Wednesday, July 25, 2012

Geeks Bearing Gifts

Geeks Bearing Gifts v.1.1, subtitled How the computer world got this way, is a collection of thoughts and notes about people and events of the computer revolution. Written in 2008 by Ted Nelson, a legend himself, the man behind Xanadu.

This book is great, because we get an insider's view into the fascinating history of our biggest invention - the computer.

This book sucks a bit in how it is delivered: proofreading could have been done better, the text in low-res illustrations is barely readable, the disjointed style feels more like reading notes, or encyclopaedia, and finally, the chapter summaries are completely unnecessary. The 200 pages of Geeks Bearing Gifts are divided into 50 chapters numbered from -27, through 0 (UNIX®), to 22. Each chapter starts with a summary, which I started skipping after a few chapters, because a half page summary in a two page chapter means re-reading the same information shortly after reading it for the first time. Irritating.

Still, for a computer geek, this book makes an interesting read. Let me end with an unusually succinct summary of the last chapter "Why We Fight", which contains Ted's manifesto:
"Today's computer world is a godawful mess, ghastly for many people. But there yet may be hope."

Saturday, July 21, 2012

In the Land of Israel

In the Land of Israel, Amos Oz shows us a glimpse of "a few places and a few people" in Israel in Autumn 1982. This interesting, but difficult to read book throws us into the complexity and diversity of political views, religious beliefs, economical situation, history and present of various inhabitants of the land of Israel at that time.
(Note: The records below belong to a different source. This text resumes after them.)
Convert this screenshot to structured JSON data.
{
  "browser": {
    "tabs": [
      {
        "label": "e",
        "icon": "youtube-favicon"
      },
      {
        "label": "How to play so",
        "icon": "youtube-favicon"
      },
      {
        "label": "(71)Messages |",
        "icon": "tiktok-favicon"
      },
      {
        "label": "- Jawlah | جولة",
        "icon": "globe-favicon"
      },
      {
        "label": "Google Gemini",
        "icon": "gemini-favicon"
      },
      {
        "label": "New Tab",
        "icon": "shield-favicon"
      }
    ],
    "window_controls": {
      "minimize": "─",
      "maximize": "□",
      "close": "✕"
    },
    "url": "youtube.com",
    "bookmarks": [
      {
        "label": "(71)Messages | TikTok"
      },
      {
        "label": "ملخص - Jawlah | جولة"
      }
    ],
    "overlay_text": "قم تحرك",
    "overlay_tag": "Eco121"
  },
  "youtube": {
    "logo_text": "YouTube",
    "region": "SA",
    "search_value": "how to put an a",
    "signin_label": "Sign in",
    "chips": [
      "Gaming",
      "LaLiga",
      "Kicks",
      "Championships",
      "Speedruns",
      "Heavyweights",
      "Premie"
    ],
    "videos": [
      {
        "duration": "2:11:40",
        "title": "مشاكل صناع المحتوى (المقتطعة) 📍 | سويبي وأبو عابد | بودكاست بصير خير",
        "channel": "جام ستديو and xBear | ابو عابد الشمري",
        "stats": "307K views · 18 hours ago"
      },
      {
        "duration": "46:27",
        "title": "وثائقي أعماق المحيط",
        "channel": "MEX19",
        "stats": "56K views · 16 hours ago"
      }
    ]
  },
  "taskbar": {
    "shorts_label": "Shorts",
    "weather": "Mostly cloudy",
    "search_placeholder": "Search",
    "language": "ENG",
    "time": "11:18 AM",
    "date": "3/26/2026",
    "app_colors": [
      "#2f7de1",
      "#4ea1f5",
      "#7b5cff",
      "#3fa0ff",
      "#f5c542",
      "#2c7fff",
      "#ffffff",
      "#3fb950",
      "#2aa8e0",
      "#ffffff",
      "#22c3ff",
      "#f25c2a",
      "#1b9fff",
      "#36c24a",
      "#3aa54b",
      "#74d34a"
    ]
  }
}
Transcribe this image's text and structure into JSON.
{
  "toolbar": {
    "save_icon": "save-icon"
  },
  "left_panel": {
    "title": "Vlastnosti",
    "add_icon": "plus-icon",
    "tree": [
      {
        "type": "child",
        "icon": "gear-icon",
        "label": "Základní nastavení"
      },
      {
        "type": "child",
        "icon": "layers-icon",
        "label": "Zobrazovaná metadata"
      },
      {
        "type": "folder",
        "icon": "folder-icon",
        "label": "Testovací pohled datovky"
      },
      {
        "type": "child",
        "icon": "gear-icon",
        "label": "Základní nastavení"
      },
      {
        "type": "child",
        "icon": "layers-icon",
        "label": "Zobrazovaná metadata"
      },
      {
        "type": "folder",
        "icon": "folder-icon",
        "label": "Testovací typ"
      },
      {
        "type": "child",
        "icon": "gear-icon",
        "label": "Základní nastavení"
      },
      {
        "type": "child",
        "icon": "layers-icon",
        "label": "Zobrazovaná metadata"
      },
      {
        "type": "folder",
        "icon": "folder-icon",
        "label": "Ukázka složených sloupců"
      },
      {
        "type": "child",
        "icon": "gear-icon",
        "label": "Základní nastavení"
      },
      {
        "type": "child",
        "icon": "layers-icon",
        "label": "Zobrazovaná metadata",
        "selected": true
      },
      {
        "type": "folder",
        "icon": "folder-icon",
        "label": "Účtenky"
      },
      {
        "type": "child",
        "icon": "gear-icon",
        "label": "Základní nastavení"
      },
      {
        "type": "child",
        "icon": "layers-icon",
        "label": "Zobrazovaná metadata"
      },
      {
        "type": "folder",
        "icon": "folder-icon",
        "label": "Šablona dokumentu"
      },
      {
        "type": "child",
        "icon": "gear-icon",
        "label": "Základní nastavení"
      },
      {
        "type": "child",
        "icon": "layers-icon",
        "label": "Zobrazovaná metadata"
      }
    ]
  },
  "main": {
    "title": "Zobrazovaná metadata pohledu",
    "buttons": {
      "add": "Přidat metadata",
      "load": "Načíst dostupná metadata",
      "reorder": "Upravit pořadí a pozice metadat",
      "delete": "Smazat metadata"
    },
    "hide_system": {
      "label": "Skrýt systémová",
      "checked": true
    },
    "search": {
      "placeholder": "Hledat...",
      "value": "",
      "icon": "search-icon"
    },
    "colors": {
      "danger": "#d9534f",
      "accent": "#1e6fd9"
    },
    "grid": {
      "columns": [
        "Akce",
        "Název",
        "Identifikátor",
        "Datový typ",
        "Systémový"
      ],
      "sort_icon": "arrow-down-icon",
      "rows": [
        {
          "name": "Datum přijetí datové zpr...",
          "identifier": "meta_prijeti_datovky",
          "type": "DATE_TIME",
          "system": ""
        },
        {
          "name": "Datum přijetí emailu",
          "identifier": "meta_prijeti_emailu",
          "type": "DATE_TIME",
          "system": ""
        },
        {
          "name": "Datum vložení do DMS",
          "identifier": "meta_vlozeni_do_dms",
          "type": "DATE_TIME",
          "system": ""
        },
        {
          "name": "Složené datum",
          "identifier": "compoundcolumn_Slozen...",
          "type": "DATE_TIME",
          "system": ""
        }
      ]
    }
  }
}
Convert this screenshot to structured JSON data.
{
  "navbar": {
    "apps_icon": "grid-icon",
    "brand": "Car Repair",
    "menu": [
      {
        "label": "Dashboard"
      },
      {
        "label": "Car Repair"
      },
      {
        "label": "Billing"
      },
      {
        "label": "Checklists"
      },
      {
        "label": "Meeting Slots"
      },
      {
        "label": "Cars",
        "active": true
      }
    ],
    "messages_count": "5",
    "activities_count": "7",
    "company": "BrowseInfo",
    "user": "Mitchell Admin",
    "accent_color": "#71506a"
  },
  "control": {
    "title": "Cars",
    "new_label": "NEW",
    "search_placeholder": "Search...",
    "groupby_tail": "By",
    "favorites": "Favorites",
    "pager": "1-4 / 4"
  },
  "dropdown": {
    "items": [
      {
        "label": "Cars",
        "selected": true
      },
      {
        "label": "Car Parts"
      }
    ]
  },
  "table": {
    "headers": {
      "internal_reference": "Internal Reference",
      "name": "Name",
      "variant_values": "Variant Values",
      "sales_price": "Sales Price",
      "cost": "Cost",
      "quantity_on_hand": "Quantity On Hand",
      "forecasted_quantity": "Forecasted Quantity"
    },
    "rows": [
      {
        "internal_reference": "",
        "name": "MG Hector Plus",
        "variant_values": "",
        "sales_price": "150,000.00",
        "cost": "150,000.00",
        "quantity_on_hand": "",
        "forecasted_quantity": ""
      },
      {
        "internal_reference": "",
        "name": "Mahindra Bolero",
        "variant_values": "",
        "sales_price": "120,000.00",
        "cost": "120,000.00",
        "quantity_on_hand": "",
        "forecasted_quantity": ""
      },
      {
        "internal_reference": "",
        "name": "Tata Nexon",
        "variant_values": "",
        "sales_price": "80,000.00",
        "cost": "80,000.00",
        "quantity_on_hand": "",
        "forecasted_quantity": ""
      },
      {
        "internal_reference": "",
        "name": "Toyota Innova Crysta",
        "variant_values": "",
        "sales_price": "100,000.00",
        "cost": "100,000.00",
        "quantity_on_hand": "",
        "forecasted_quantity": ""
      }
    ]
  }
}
Amos's journey starts where he grew up, in the Geulah quarter in Jerusalem, now taken over by the Hasidim, and ends in the port city of Ashdod. In between, we travel with the author and listen to his conversations with people of Bet Shemesh - a stronghold of Likud west of Jerusalem, Tekoa - a Jewish community in the West Bank (historical provinces of Judea and Samaria), Ramallah, an anonymous veteran village, Ofra - a Jewish settlement in West Bank, the East Jerusalem office of Al-Fajr Al-Arabi - The Arab Dawn, and the city of Zichron Yaakov.

In Ofra the author presents his views on statehood, which I will sum up here with these two excerpts: "Nationalism itself is, in my eyes, the curse of mankind", but "[...] existence without the tools of statehood is a matter of mortal danger [...]".

About the author: "Amos Oz was born in 1939 into a family which, as he has said. 'dreamed in Yiddish, conversed in Russian and Polish, read books in German and English', but taught him one language only: Hebrew."

And on a lighter note, since I live in Oz now, "oz" in Hebrew means courage or strength, but be careful how you spell it. :-)

Monday, July 9, 2012

History's Greatest Deceptions

The full title of this book by Eric Chaline is History's Greatest Deceptions and the People Who Planned Them.

Surely you have heard of the Ponzi scheme, but do you know the history of Carlo Pietro Giovanni Guglielmo Tebaldo Ponzi himself?

A woman cannot be the leader of the Catholic Church? ...unless she can hide as well as pope Joan did. According to legend, she was exposed when she went into labour public ...riding a horse.

These two cases are among fifty deceptions grouped into religious, military, financial, scientific, and three other categories. The stories are short. More like teasers than full biographies. Nevertheless, you may find something interesting. For example, I learned that long before East Germany became notorious for its strong woman athletes, there was a Polish woman Olympic medalist Stanisława Wałasiewicz who turned out to be a fraud when an autopsy was made on her after being accidentally shot dead in a Cleveland shopping mall.